Veteran director Gus Van Sant doesn’t like to do anything predictably. A publicist warned that he speaks in long extended passages but in this interview Van Sant did the opposite, providing answers that verged on terse. The 53-year-old Kentucky native rarely follows form from one film to the other. Witness the breadth of his style, ranging from films such as My Own Private Idaho to Finding Forrester to Elephant. Now as he did with the Columbine massacre, Van Sant uses actual history — the suicide of Nirvana lead singer Kurt Cobain — as an opportunity to examine through his offbeat, oblique fashion, a real event.

The L Magazine: When did you decide to do Last Days?

Gus Van San: I thought of doing it in 1994. I was interested, at the very start, of doing something that was more of a biographical thing, about Kurt Cobain himself and not Blake [the fictional version]. I stopped working with that idea really fast, because it started to seem like The Doors.

The L: How did you write the screenplay?

GS: It was based on really small things. After thinking about it, what happened really wasn’t that interesting. He was missing and was found dead, but what had happened to him in those three days was pretty simple. He did simple things around his house. And I met Mike Pitt and was much younger when I first met him.I said I wanted to do this story about this rock star walking around his house. Mike was on board and then six years went by.

The L: Did writing the severe depression of Blake’s character affect you at all while you were forming the script?

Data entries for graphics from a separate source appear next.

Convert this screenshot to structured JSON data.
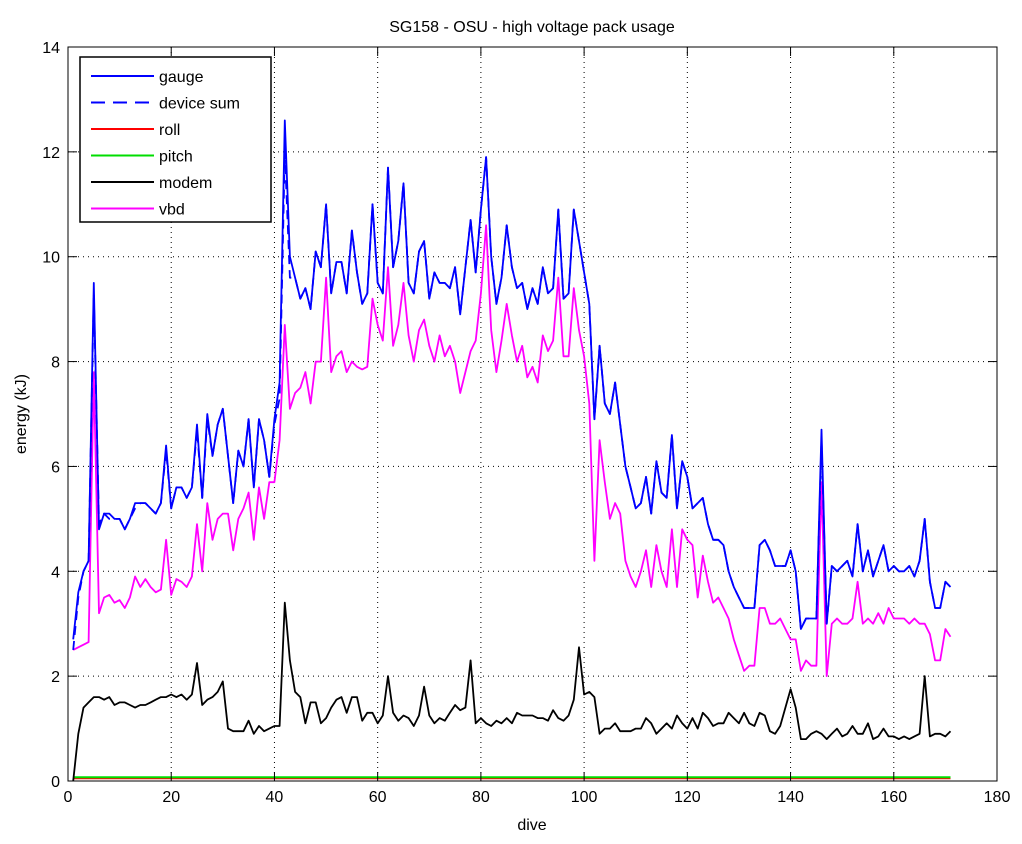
{
  "chart_data": {
    "type": "line",
    "title": "SG158 - OSU - high voltage pack usage",
    "xlabel": "dive",
    "ylabel": "energy (kJ)",
    "xlim": [
      0,
      180
    ],
    "ylim": [
      0,
      14
    ],
    "xticks": [
      0,
      20,
      40,
      60,
      80,
      100,
      120,
      140,
      160,
      180
    ],
    "yticks": [
      0,
      2,
      4,
      6,
      8,
      10,
      12,
      14
    ],
    "grid": true,
    "legend_position": "top-left",
    "x_start": 1,
    "series": [
      {
        "name": "gauge",
        "color": "#0000ff",
        "style": "solid",
        "values": [
          2.7,
          3.6,
          4.0,
          4.2,
          9.5,
          4.8,
          5.1,
          5.1,
          5.0,
          5.0,
          4.8,
          5.0,
          5.3,
          5.3,
          5.3,
          5.2,
          5.1,
          5.3,
          6.4,
          5.2,
          5.6,
          5.6,
          5.4,
          5.6,
          6.8,
          5.4,
          7.0,
          6.2,
          6.8,
          7.1,
          6.2,
          5.3,
          6.3,
          6.0,
          6.9,
          5.6,
          6.9,
          6.5,
          5.8,
          6.9,
          7.6,
          12.6,
          10.0,
          9.6,
          9.2,
          9.4,
          9.0,
          10.1,
          9.8,
          11.0,
          9.3,
          9.9,
          9.9,
          9.3,
          10.5,
          9.7,
          9.1,
          9.3,
          11.0,
          9.5,
          9.3,
          11.7,
          9.8,
          10.3,
          11.4,
          9.5,
          9.3,
          10.1,
          10.3,
          9.2,
          9.7,
          9.5,
          9.5,
          9.4,
          9.8,
          8.9,
          9.8,
          10.7,
          9.7,
          10.9,
          11.9,
          10.0,
          9.1,
          9.6,
          10.6,
          9.8,
          9.4,
          9.5,
          9.0,
          9.4,
          9.1,
          9.8,
          9.3,
          9.4,
          10.9,
          9.2,
          9.3,
          10.9,
          10.3,
          9.7,
          9.1,
          6.9,
          8.3,
          7.2,
          7.0,
          7.6,
          6.8,
          6.0,
          5.6,
          5.2,
          5.3,
          5.8,
          5.1,
          6.1,
          5.5,
          5.4,
          6.6,
          5.2,
          6.1,
          5.8,
          5.2,
          5.3,
          5.4,
          4.9,
          4.6,
          4.6,
          4.5,
          4.0,
          3.7,
          3.5,
          3.3,
          3.3,
          3.3,
          4.5,
          4.6,
          4.4,
          4.1,
          4.1,
          4.1,
          4.4,
          4.0,
          2.9,
          3.1,
          3.1,
          3.1,
          6.7,
          3.0,
          4.1,
          4.0,
          4.1,
          4.2,
          3.9,
          4.9,
          4.0,
          4.4,
          3.9,
          4.2,
          4.5,
          4.0,
          4.1,
          4.0,
          4.0,
          4.1,
          3.9,
          4.2,
          5.0,
          3.8,
          3.3,
          3.3,
          3.8,
          3.7
        ]
      },
      {
        "name": "device sum",
        "color": "#0000ff",
        "style": "dashed",
        "values": [
          2.5,
          3.5,
          4.0,
          4.2,
          9.3,
          4.9,
          5.1,
          5.0,
          5.0,
          5.0,
          4.8,
          5.0,
          5.2,
          5.3,
          5.3,
          5.2,
          5.1,
          5.3,
          6.3,
          5.2,
          5.6,
          5.6,
          5.4,
          5.6,
          6.7,
          5.4,
          6.9,
          6.2,
          6.8,
          7.1,
          6.2,
          5.3,
          6.3,
          6.0,
          6.9,
          5.6,
          6.9,
          6.5,
          5.8,
          6.8,
          7.3,
          12.0,
          9.6,
          9.6,
          9.2,
          9.4,
          9.0,
          10.1,
          9.8,
          11.0,
          9.3,
          9.9,
          9.9,
          9.3,
          10.5,
          9.7,
          9.1,
          9.3,
          11.0,
          9.5,
          9.3,
          11.7,
          9.8,
          10.3,
          11.4,
          9.5,
          9.3,
          10.1,
          10.3,
          9.2,
          9.7,
          9.5,
          9.5,
          9.4,
          9.8,
          8.9,
          9.8,
          10.7,
          9.7,
          10.9,
          11.9,
          10.0,
          9.1,
          9.6,
          10.6,
          9.8,
          9.4,
          9.5,
          9.0,
          9.4,
          9.1,
          9.8,
          9.3,
          9.4,
          10.9,
          9.2,
          9.3,
          10.9,
          10.3,
          9.7,
          9.1,
          6.9,
          8.3,
          7.2,
          7.0,
          7.6,
          6.8,
          6.0,
          5.6,
          5.2,
          5.3,
          5.8,
          5.1,
          6.1,
          5.5,
          5.4,
          6.6,
          5.2,
          6.1,
          5.8,
          5.2,
          5.3,
          5.4,
          4.9,
          4.6,
          4.6,
          4.5,
          4.0,
          3.7,
          3.5,
          3.3,
          3.3,
          3.3,
          4.5,
          4.6,
          4.4,
          4.1,
          4.1,
          4.1,
          4.4,
          4.0,
          2.9,
          3.1,
          3.1,
          3.1,
          6.5,
          3.0,
          4.1,
          4.0,
          4.1,
          4.2,
          3.9,
          4.9,
          4.0,
          4.4,
          3.9,
          4.2,
          4.5,
          4.0,
          4.1,
          4.0,
          4.0,
          4.1,
          3.9,
          4.2,
          5.0,
          3.8,
          3.3,
          3.3,
          3.8,
          3.7
        ]
      },
      {
        "name": "roll",
        "color": "#ff0000",
        "style": "solid",
        "constant": 0.05
      },
      {
        "name": "pitch",
        "color": "#00dd00",
        "style": "solid",
        "constant": 0.07
      },
      {
        "name": "modem",
        "color": "#000000",
        "style": "solid",
        "values": [
          0.0,
          0.9,
          1.4,
          1.5,
          1.6,
          1.6,
          1.55,
          1.6,
          1.45,
          1.5,
          1.5,
          1.45,
          1.4,
          1.45,
          1.45,
          1.5,
          1.55,
          1.6,
          1.6,
          1.65,
          1.6,
          1.65,
          1.55,
          1.65,
          2.25,
          1.45,
          1.55,
          1.6,
          1.7,
          1.9,
          1.0,
          0.95,
          0.95,
          0.95,
          1.15,
          0.9,
          1.05,
          0.95,
          1.0,
          1.05,
          1.05,
          3.4,
          2.3,
          1.7,
          1.6,
          1.1,
          1.5,
          1.5,
          1.1,
          1.2,
          1.4,
          1.55,
          1.6,
          1.3,
          1.6,
          1.6,
          1.15,
          1.3,
          1.3,
          1.1,
          1.25,
          2.0,
          1.3,
          1.15,
          1.25,
          1.2,
          1.05,
          1.25,
          1.8,
          1.25,
          1.1,
          1.2,
          1.15,
          1.3,
          1.45,
          1.35,
          1.4,
          2.3,
          1.1,
          1.2,
          1.1,
          1.05,
          1.15,
          1.1,
          1.2,
          1.1,
          1.3,
          1.25,
          1.25,
          1.25,
          1.2,
          1.2,
          1.15,
          1.35,
          1.2,
          1.15,
          1.25,
          1.55,
          2.55,
          1.65,
          1.7,
          1.6,
          0.9,
          1.0,
          1.0,
          1.1,
          0.95,
          0.95,
          0.95,
          1.0,
          1.0,
          1.2,
          1.1,
          0.9,
          1.0,
          1.1,
          1.0,
          1.25,
          1.1,
          1.0,
          1.2,
          1.0,
          1.3,
          1.2,
          1.05,
          1.1,
          1.1,
          1.3,
          1.2,
          1.1,
          1.3,
          1.1,
          1.05,
          1.3,
          1.25,
          0.95,
          0.9,
          1.05,
          1.4,
          1.75,
          1.4,
          0.8,
          0.8,
          0.9,
          0.95,
          0.9,
          0.8,
          0.9,
          1.0,
          0.85,
          0.9,
          1.05,
          0.9,
          0.9,
          1.1,
          0.8,
          0.85,
          1.0,
          0.85,
          0.85,
          0.8,
          0.85,
          0.8,
          0.85,
          0.9,
          2.0,
          0.85,
          0.9,
          0.9,
          0.85,
          0.95
        ]
      },
      {
        "name": "vbd",
        "color": "#ff00ff",
        "style": "solid",
        "values": [
          2.5,
          2.55,
          2.6,
          2.65,
          7.8,
          3.2,
          3.5,
          3.55,
          3.4,
          3.45,
          3.3,
          3.5,
          3.9,
          3.7,
          3.85,
          3.7,
          3.6,
          3.65,
          4.6,
          3.55,
          3.85,
          3.8,
          3.7,
          3.9,
          4.9,
          4.0,
          5.3,
          4.6,
          5.0,
          5.1,
          5.1,
          4.4,
          5.0,
          5.2,
          5.5,
          4.6,
          5.6,
          5.0,
          5.7,
          5.7,
          6.5,
          8.7,
          7.1,
          7.4,
          7.5,
          7.8,
          7.2,
          8.0,
          8.0,
          9.6,
          7.8,
          8.1,
          8.2,
          7.8,
          8.0,
          7.9,
          7.85,
          7.9,
          9.2,
          8.7,
          8.4,
          9.8,
          8.3,
          8.7,
          9.5,
          8.5,
          8.0,
          8.6,
          8.8,
          8.3,
          8.0,
          8.5,
          8.1,
          8.3,
          8.0,
          7.4,
          7.8,
          8.2,
          8.4,
          9.3,
          10.6,
          8.6,
          7.8,
          8.4,
          9.1,
          8.5,
          8.0,
          8.3,
          7.7,
          7.9,
          7.6,
          8.5,
          8.2,
          8.4,
          9.6,
          8.1,
          8.1,
          9.4,
          8.6,
          8.1,
          7.2,
          4.2,
          6.5,
          5.7,
          5.0,
          5.3,
          5.1,
          4.2,
          3.9,
          3.7,
          4.0,
          4.4,
          3.7,
          4.5,
          4.0,
          3.7,
          4.8,
          3.7,
          4.8,
          4.6,
          4.5,
          3.5,
          4.3,
          3.8,
          3.4,
          3.5,
          3.3,
          3.1,
          2.7,
          2.4,
          2.1,
          2.2,
          2.2,
          3.3,
          3.3,
          3.0,
          3.0,
          3.1,
          2.9,
          2.7,
          2.7,
          2.1,
          2.3,
          2.2,
          2.2,
          5.7,
          2.0,
          3.0,
          3.1,
          3.0,
          3.0,
          3.1,
          3.8,
          3.0,
          3.1,
          3.0,
          3.2,
          3.0,
          3.3,
          3.1,
          3.1,
          3.1,
          3.0,
          3.1,
          3.0,
          3.0,
          2.8,
          2.3,
          2.3,
          2.9,
          2.75
        ]
      }
    ]
  }
}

GS: I think it does work on you as your working on it in different ways. You do sort of feel the film, but it wasn’t too terrible. I thought of him as someone who may have been frustrated and angry, but he was trying to carve out some space for himself. I don’t think it was anything he hadn’t dealt with before, but he was maybe making assumptions. At one second in his life he decided to pull the trigger, but once he did that he couldn’t get back.

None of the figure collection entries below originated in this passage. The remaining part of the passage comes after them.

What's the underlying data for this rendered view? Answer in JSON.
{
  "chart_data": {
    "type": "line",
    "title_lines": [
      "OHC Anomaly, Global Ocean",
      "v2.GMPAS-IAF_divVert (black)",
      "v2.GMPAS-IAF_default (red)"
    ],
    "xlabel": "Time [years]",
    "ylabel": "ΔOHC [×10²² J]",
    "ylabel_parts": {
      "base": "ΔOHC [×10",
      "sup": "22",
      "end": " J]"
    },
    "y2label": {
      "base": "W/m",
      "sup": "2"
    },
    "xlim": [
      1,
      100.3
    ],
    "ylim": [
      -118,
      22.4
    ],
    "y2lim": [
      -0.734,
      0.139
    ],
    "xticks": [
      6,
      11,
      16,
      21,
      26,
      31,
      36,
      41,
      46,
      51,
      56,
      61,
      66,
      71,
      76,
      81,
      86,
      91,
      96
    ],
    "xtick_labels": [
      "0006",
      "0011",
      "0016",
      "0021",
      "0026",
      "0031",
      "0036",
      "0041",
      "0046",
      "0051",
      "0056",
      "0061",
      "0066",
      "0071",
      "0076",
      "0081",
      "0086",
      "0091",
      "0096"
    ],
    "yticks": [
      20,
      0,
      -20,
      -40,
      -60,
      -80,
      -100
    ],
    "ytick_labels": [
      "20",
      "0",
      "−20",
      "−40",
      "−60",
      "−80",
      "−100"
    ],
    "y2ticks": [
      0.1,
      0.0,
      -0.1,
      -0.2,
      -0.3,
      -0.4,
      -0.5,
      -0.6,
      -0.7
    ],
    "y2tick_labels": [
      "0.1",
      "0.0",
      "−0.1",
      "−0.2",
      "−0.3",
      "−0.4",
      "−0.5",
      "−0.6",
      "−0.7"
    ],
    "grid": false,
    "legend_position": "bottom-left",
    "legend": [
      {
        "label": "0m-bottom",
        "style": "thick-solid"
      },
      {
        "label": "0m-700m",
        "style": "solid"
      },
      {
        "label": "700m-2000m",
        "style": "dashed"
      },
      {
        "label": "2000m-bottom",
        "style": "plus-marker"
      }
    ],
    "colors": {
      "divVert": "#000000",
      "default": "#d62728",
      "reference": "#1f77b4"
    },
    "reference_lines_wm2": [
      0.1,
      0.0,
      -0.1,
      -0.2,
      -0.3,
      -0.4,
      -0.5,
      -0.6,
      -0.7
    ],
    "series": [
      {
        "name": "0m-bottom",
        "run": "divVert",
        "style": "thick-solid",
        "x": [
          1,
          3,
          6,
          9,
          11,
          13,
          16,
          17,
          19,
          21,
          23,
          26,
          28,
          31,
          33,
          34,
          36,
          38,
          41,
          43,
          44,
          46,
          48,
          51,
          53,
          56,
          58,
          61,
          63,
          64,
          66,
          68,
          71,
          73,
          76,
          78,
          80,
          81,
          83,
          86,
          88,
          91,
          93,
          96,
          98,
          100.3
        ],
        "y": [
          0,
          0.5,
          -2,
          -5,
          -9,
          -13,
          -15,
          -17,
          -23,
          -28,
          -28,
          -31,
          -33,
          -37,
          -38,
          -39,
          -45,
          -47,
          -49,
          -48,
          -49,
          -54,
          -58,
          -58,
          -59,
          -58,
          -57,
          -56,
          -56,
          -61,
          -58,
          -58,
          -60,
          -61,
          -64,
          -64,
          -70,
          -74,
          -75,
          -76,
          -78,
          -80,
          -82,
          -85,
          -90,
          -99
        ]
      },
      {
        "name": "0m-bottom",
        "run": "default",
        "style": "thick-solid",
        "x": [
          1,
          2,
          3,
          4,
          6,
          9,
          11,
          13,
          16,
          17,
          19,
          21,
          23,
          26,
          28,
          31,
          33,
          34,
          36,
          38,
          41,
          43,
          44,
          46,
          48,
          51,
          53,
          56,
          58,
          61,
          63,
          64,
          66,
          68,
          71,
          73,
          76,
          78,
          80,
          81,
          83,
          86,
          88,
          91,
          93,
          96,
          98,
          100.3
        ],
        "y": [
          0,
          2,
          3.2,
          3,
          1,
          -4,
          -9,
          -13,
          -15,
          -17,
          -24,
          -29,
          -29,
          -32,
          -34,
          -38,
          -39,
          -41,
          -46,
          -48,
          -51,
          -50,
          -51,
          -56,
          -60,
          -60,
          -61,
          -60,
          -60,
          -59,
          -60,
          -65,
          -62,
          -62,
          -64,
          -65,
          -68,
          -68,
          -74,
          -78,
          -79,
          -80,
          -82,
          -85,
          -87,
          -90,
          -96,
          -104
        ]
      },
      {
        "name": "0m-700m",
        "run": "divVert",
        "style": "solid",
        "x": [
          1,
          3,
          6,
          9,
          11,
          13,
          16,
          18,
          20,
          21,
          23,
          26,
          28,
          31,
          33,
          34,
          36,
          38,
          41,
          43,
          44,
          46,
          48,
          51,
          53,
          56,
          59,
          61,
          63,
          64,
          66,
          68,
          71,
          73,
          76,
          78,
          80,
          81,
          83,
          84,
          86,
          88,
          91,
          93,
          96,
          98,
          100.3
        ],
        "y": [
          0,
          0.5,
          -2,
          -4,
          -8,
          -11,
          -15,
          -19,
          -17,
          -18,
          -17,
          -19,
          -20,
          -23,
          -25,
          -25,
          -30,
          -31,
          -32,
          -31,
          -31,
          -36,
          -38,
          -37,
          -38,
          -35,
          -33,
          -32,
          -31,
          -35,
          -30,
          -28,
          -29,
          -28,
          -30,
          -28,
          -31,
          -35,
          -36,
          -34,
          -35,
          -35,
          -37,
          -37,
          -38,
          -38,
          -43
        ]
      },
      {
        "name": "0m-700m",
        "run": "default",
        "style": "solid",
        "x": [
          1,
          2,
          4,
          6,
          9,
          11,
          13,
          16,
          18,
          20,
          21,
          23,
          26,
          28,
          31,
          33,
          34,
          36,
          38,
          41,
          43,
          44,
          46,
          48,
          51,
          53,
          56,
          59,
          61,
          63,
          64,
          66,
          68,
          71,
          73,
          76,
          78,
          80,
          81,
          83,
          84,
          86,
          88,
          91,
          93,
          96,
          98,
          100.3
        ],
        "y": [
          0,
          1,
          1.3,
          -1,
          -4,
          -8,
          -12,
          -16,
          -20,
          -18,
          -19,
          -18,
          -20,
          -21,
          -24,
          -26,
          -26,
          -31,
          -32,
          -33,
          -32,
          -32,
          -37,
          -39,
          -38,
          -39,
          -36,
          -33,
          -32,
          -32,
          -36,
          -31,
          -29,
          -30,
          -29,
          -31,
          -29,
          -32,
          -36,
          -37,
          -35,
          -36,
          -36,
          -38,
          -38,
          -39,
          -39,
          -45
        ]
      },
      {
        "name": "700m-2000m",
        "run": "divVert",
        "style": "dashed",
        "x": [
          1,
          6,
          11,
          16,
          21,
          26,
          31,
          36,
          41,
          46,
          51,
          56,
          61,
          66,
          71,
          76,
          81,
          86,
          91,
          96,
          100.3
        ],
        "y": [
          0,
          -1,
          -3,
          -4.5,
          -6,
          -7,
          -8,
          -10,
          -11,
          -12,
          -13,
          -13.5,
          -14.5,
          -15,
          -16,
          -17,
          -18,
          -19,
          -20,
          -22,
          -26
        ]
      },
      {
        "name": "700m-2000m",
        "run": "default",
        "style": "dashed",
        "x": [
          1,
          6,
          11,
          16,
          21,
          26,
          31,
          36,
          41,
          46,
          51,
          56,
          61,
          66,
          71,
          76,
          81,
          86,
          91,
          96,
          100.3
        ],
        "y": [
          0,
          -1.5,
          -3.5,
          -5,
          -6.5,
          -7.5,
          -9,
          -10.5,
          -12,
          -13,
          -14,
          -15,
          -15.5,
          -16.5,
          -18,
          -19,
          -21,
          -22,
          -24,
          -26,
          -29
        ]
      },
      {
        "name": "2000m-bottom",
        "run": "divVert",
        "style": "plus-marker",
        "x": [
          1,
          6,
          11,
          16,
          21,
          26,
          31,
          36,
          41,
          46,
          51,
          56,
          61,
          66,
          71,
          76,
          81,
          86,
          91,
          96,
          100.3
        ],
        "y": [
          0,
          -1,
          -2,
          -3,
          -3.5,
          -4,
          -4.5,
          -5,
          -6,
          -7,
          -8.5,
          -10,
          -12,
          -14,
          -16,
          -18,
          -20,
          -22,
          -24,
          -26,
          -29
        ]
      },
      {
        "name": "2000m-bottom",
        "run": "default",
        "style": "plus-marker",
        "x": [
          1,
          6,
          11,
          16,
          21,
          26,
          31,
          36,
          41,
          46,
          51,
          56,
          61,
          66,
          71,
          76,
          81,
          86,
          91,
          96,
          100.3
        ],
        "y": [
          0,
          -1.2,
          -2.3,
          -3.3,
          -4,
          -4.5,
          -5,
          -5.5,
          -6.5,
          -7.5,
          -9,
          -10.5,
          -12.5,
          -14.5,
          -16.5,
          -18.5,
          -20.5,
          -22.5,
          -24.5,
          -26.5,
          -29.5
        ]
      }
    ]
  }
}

The L: How did you structure the story?

GS: Originally, there were three different stories, sort of like Elephant. One of the stories was the detective, another story was Asia’s [Argento] character, and the third story was Blake’s character. Even in the writing stages, the other characters weren’t holding up, so I abbreviated those guys. We shot more footage than what was in the film, and even further abbreviated them. We tended to want to be more with the central character in Blake. In Elephant the kids had equal footing. In this film, it is more about this [one] guy, so it started to morph into something it wasn’t originally designed to.

The L: Why do you make so many films about young people?

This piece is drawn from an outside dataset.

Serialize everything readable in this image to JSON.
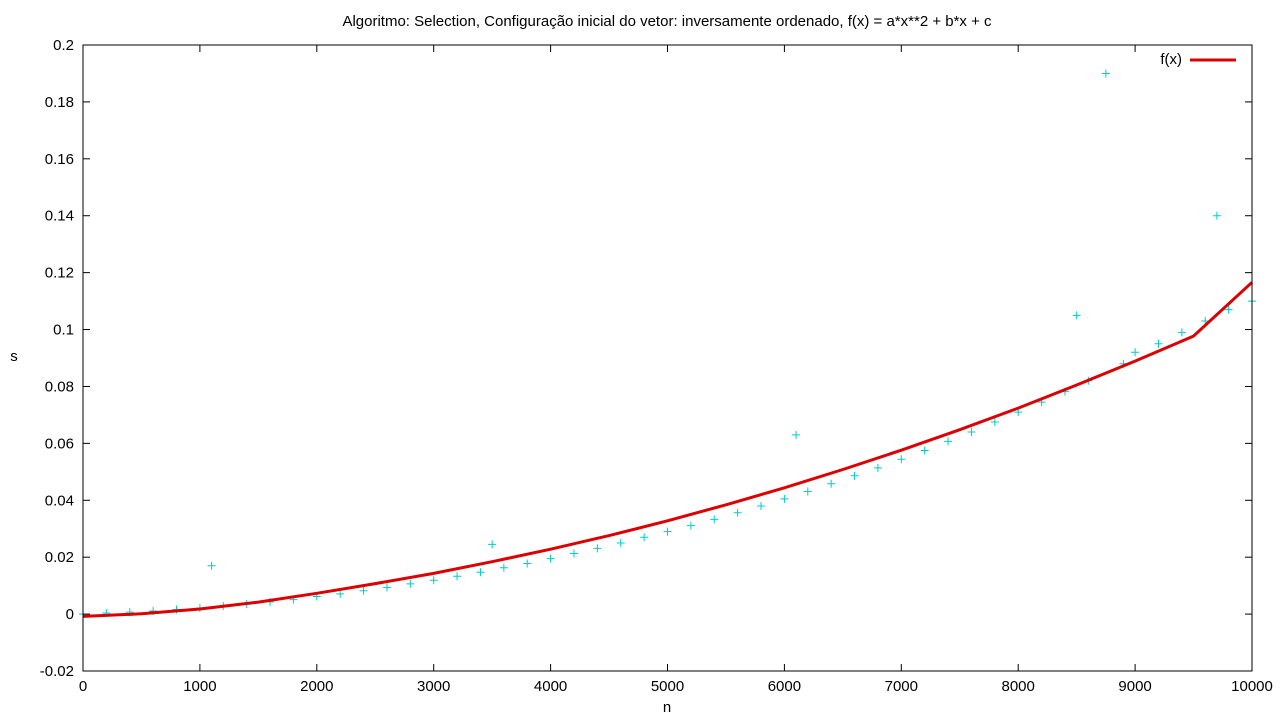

GS: I’ve started to be asked that. I don’t really know how to answer, except the movies that weren’t about young people didn’t get financed, and the ones that were did. It’s a pretty graceful time in person’s life (under 20), so I’m attracted to that side of it. It’s also an unknown time, everyone’s most volatile time, and most important time of growing. If we were asked what our favorite music was, it would be something we were listening to at 18. There’s something about that time that we just don’t grow out of.

The L: Do your films relate to your own past experiences?

GS: In [Elephant], for instance, I could very much relate to my past high school experiences. I went to a pretty big high school. It wasn’t so much Columbine itself; it was just the whole idea of the things that made up Columbine, which I think everyone experienced (even if you went to a small high school). There were earmarks of things with that particular story. In this one as well, I think it’s about someone who is trying to get away from his own life or responsibility. Things are overtaking him in his last days, and I think I can relate to that and others can as well. Maybe it’s a long and overdrawn version of going home in a bad mood, but its sort of an epic version of that. You sort of wake up the next morning and everything’s ok, but when you first get home it’s not ok at all.

The L: Does commercial success mean much to you right now?

GS: I’m not sure if it does now or has before. I don’t think I’ve ever calculated anything. For me, calculations end up making you do something you don’t want to do in the first place. And you could lose anyway.